TITLE:: FluidKNNRegressor
summary:: Regression with K Nearest Neighbours
categories:: Regression
related:: Classes/FluidKNNClassifier, Classes/FluidDataSet

DESCRIPTION::
A nearest-neighbor regressor. A continuous value is predicted for each point as the (weighted) average value of its nearest neighbors.

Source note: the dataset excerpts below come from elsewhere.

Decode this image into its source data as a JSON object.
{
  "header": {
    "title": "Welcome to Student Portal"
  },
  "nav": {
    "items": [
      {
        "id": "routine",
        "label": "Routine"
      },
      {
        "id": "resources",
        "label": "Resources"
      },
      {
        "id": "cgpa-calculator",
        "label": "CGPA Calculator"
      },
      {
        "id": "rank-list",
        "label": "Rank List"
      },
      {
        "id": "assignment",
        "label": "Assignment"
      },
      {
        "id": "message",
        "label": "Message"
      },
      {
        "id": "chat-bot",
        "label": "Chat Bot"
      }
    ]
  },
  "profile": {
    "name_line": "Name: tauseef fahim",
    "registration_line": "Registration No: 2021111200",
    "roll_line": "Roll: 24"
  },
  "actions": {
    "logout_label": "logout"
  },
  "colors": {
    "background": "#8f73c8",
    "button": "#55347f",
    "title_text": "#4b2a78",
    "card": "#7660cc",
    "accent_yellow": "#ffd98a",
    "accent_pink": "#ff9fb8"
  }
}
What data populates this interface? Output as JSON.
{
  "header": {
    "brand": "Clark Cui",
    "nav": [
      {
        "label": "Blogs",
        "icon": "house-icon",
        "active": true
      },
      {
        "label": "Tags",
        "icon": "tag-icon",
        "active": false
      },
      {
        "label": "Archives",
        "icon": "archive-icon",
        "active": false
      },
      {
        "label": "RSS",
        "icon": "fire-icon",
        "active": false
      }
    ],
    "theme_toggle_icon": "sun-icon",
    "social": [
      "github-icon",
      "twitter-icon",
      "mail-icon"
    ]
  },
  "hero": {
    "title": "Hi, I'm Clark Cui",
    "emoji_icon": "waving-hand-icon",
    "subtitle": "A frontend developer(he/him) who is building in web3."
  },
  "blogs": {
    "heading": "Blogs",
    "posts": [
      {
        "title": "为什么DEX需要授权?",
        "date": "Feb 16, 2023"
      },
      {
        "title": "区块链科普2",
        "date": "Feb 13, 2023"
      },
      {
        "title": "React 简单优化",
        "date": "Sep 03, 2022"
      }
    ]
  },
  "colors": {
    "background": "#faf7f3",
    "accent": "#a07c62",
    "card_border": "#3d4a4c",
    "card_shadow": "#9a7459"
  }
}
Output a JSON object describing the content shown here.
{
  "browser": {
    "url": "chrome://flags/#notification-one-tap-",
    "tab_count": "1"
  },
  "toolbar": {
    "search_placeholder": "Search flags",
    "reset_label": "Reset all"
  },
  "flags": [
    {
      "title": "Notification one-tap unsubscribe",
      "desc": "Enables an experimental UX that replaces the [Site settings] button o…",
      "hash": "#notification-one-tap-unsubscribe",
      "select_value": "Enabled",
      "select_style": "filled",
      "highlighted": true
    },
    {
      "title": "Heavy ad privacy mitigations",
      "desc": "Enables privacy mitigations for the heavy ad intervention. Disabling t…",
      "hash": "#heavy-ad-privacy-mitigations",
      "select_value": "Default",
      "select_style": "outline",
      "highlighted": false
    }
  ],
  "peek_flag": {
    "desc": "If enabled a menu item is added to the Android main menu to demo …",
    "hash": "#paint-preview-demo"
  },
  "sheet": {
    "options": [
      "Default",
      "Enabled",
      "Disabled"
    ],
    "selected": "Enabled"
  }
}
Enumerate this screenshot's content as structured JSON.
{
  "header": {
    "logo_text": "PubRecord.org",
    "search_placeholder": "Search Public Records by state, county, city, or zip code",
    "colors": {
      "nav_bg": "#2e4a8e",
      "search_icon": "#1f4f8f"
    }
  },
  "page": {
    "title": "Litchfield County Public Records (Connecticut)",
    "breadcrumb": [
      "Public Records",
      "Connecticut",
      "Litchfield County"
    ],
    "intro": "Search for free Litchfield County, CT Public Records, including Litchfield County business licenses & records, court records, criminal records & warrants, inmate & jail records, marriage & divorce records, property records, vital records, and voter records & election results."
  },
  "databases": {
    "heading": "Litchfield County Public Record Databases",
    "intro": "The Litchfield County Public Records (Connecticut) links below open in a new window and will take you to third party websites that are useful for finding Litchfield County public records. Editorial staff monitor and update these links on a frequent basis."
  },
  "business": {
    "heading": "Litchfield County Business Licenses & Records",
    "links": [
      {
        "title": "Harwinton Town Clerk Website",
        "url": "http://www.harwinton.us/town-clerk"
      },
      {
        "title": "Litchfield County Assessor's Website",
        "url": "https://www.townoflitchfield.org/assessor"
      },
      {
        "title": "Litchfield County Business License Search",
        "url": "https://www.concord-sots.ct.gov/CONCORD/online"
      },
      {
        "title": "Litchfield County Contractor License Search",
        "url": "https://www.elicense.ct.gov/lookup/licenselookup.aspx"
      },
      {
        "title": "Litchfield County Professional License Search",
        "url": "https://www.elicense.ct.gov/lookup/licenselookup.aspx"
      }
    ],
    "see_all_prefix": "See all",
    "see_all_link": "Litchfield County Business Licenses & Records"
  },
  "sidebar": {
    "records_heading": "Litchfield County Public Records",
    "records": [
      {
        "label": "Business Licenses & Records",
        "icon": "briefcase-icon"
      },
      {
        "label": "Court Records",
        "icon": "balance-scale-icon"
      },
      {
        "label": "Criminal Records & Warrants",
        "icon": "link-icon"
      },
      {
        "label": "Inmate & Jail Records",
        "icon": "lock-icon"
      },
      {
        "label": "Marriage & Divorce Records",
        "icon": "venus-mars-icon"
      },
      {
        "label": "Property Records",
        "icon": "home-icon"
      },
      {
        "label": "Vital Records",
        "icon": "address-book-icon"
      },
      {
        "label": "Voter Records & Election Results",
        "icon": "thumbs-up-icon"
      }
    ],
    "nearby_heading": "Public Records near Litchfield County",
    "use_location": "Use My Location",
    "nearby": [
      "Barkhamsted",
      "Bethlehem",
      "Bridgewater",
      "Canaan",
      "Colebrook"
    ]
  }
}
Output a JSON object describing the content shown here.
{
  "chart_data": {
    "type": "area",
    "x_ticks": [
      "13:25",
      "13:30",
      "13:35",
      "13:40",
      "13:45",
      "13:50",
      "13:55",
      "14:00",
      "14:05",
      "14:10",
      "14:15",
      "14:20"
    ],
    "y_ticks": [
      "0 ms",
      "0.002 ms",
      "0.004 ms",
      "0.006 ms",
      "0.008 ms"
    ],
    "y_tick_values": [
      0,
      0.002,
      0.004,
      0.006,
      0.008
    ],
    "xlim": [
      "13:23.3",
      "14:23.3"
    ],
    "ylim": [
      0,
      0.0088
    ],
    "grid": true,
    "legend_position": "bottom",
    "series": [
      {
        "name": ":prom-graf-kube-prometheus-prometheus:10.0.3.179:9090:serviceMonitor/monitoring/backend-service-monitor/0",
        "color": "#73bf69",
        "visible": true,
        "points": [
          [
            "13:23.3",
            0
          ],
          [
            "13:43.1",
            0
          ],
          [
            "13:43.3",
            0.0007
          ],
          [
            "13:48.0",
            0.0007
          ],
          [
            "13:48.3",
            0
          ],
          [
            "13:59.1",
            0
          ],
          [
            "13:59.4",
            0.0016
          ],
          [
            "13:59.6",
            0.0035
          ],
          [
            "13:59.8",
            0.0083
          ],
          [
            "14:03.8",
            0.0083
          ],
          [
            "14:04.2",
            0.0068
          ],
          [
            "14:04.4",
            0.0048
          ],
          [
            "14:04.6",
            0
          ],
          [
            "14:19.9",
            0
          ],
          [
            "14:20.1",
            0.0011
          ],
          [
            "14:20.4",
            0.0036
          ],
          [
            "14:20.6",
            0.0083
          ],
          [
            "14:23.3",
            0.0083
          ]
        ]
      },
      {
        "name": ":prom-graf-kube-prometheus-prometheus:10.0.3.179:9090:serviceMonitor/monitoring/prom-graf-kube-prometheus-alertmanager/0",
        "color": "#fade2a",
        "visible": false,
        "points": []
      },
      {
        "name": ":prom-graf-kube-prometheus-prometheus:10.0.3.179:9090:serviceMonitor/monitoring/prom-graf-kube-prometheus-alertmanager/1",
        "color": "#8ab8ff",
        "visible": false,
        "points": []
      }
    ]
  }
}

https://scikit-learn.org/stable/modules/neighbors.html#regression

CLASSMETHODS::

METHOD:: new
Create a new KNN regressor on the server
ARGUMENT:: server
The server to run this model on.

INSTANCEMETHODS::

METHOD:: fit
Map a source link::Classes/FluidDataSet:: to a one-dimensional target; both datasets need to have the same number of points.
ARGUMENT:: sourceDataset
Source data
ARGUMENT:: targetDataset
Target data
ARGUMENT:: action
Run when done


METHOD:: predict
Apply learned mapping to a link::Classes/FluidDataSet:: and write to an output dataset
ARGUMENT:: sourceDataset
data to regress
ARGUMENT:: targetDataset
output data
ARGUMENT:: k
number of neigbours to consider in mapping, min 1
ARGUMENT:: uniform
Whether to weight neighbours by distance when producing new point
ARGUMENT:: action
Run when done

METHOD:: predictPoint
Apply learned mapping to a data point in a link::Classes/Buffer::
ARGUMENT:: buffer
data point
ARGUMENT:: k
number of neigbours to consider in mapping, min 1
ARGUMENT:: uniform
Whether the neighbours should be weighted by distance (default) or uniformly
ARGUMENT:: action
Run when done

EXAMPLES::

code::

//Make a simple mapping between a ramp and a sine cycle, test with an exponentional ramp
(
~source = FluidDataSet(s,\knn_regress_src);
~target = FluidDataSet(s,\knn_regress_tgt);
~test = FluidDataSet(s,\knn_regress_test);
~output = FluidDataSet(s,\knn_regress_out);
~tmpbuf = Buffer.alloc(s,1);
~regressor = FluidKNNRegressor(s);
)

//Make source, target and test data
(
~sourcedata = 128.collect{|i|i/128};
~targetdata = 128.collect{|i| sin(2*pi*i/128) };
~testdata = 128.collect{|i|(i/128)**2};

~source.load(
	Dictionary.with(
        *[\cols -> 1,\data -> Dictionary.newFrom(
			~sourcedata.collect{|x, i| [i.asString, [x]]}.flatten)])
);

~target.load(
d = Dictionary.with(
        *[\cols -> 1,\data -> Dictionary.newFrom(
			~targetdata.collect{|x, i| [i.asString, [x]]}.flatten)]);
);

~test.load(
	Dictionary.with(
        *[\cols -> 1,\data -> Dictionary.newFrom(
			~testdata.collect{|x, i| [i.asString, [x]]}.flatten)])
);


~source.print;
~target.print;
~test.print;

)



// Now make a regressor and fit it to the source and target, and predict against test
//grab the output data whilst we're at it, so we can inspect
(
~outputdata = Array(128);
~regressor.fit(~source, ~target);
~regressor.predict(~test, ~output, 1, action:{
		~output.dump{|x| 128.do{|i|
		~outputdata.add(x["data"][i.asString][0])
	}};
});
)


//We should see a single cycle of a chirp
~outputdata.plot;

::